Agnès Varda has had a widely varied 60-year career, and over the last few years, she has been recognized for her achievements; she was bestowed an honorary Palme d’Or in 2015. Her searing Vagabond, with Sandrine Bonnaire, is one of the best French films from the 1980s, and her latest films have been playful, perceptive, and personal documentaries, such as The Gleaners & I and The Beaches of Agnès.
In her new work that screens during the opening weekend, she roams France in Visages Villages (Faces Places), an apparent “wandering road documentary,” as might describe it. Claude Lanzmann, of the landmark Holocaust documentary Shoah, ventures to North Korea in the bound-to-be timely Napalm. And premiering toward the festival’s conclusion will be Roman Polanski’s Based on a True Story, written by Polanski and Olivier Assayas, starring Emmanuelle Seigner and Eva Green.
The festival will also jump on the peak TV bandwagon. As part of the festival’s 70th anniversary celebration, Cannes favorite son David Lynch will premiere the first two episodes of the long-awaited return of Twin Peaks. In a change of pace, Showtime viewers will experience the series’ first chapter before Cannes audiences; it airs on May 21. All six episodes of Top of the Lake: China Girl will screen at the festival. Elizabeth Moss reprises her role as Robin Griffin, along with the ubiquitous Nicole Kidman, who additionally appears in three films this year: The Killing of a Sacred Deer, How to Talk to Girls at Parties, and the aforementioned The Beguiled. The second season’s premiere episode is directed by Palme d’Or winner Jane Campion, the other by Ariel Kleiman.
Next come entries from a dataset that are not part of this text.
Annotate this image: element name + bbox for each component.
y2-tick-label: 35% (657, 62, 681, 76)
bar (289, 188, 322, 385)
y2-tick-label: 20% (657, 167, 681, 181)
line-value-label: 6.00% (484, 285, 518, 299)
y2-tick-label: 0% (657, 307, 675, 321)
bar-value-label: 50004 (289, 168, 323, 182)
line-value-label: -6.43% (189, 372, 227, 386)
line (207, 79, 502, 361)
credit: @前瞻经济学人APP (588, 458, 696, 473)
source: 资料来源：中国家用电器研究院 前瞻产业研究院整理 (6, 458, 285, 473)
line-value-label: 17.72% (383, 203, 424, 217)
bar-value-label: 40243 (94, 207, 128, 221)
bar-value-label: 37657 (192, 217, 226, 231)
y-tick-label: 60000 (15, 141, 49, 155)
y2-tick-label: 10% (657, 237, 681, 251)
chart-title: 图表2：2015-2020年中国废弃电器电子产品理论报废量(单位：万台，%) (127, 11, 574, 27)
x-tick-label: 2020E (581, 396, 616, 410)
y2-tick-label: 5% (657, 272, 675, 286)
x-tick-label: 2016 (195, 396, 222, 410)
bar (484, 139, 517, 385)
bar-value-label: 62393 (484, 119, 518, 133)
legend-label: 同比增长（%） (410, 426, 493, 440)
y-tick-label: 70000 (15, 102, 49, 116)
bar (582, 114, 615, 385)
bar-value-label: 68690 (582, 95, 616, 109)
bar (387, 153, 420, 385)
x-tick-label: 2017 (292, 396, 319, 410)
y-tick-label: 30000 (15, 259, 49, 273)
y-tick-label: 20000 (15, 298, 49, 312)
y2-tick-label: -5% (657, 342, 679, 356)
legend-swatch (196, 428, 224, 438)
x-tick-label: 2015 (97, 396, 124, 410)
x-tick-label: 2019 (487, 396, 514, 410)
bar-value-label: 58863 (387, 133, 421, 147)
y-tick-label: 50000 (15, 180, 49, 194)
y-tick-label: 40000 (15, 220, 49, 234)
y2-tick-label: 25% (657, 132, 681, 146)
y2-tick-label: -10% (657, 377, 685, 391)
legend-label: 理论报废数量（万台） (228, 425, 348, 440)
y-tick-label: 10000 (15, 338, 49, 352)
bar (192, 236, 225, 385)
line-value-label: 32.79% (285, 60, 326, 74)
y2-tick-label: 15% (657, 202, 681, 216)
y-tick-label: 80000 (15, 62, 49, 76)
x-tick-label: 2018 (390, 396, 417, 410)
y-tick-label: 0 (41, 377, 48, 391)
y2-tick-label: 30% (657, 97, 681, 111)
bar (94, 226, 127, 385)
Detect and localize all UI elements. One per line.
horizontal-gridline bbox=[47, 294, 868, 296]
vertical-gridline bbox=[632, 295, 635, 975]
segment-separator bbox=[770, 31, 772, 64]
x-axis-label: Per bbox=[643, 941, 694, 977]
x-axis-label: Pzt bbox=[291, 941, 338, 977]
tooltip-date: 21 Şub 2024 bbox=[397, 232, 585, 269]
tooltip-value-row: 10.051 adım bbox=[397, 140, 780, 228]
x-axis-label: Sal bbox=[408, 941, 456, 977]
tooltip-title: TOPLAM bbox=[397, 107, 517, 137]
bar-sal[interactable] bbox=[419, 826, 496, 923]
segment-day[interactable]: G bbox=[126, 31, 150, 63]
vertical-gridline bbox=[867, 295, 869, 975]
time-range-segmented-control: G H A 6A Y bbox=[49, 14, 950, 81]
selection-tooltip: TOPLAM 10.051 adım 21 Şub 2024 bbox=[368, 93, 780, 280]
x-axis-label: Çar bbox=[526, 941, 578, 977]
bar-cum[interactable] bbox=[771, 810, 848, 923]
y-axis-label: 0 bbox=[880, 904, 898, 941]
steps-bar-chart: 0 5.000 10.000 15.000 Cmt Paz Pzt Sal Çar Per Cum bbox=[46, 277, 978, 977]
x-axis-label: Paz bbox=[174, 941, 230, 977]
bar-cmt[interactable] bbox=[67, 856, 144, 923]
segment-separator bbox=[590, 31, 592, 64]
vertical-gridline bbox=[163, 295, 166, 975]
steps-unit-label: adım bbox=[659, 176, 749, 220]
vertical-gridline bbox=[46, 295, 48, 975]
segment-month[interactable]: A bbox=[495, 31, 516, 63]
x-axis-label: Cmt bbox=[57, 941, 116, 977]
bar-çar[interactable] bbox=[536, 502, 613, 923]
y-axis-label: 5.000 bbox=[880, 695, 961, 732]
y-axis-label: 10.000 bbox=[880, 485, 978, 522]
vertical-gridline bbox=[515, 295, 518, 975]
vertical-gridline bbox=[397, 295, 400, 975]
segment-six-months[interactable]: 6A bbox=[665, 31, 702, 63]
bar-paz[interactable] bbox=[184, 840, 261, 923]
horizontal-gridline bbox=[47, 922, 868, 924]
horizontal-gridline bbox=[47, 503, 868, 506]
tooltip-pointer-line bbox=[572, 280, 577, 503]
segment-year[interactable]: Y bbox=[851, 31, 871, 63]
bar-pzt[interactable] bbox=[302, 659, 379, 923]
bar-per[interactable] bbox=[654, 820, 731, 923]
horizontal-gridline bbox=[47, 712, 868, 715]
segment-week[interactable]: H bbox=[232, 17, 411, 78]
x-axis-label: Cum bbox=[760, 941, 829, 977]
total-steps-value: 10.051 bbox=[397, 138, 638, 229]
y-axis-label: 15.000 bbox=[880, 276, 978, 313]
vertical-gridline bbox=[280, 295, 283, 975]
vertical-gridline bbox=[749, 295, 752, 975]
The second most anticipated movie can be found in the Cannes Classics sidebar, which spotlights film history-related documentaries and restored classics. The section will look back at the festival’s 70 years and feature films that are still well known, such as Michelangelo Antonioni’s Blow-up and Bob Fosse’s All That Jazz, and rarities that are hard to find in the United States, such as the 1957 Lebanese film by Georges Nassar, Ila Ayn?
One of the first, and most indelible, images that filmgoers may have of the beaches and the coastline of the French Riviera may have come from Alfred Hitchcock’s To Catch a Thief, parts of which were filmed in Cannes, where Cary Grant’s international jewel thief makes the moves on Texas debutante Grace Kelly. This year, Grant, whose private life has been the subject of speculation and examination for more than 80 years, is the subject of filmmaker Mark Kidel’s Becoming Cary Grant. Based on the title, it suggests a deconstructionist view of Hollywood stardom, with a focus on his therapy (and his use of LSD). Given that the actor’s daughter, Jennifer Grant, is interviewed, it appears to have the support of the family. Showtime subscribers have the opportunity to see it soon; it airs on June 9.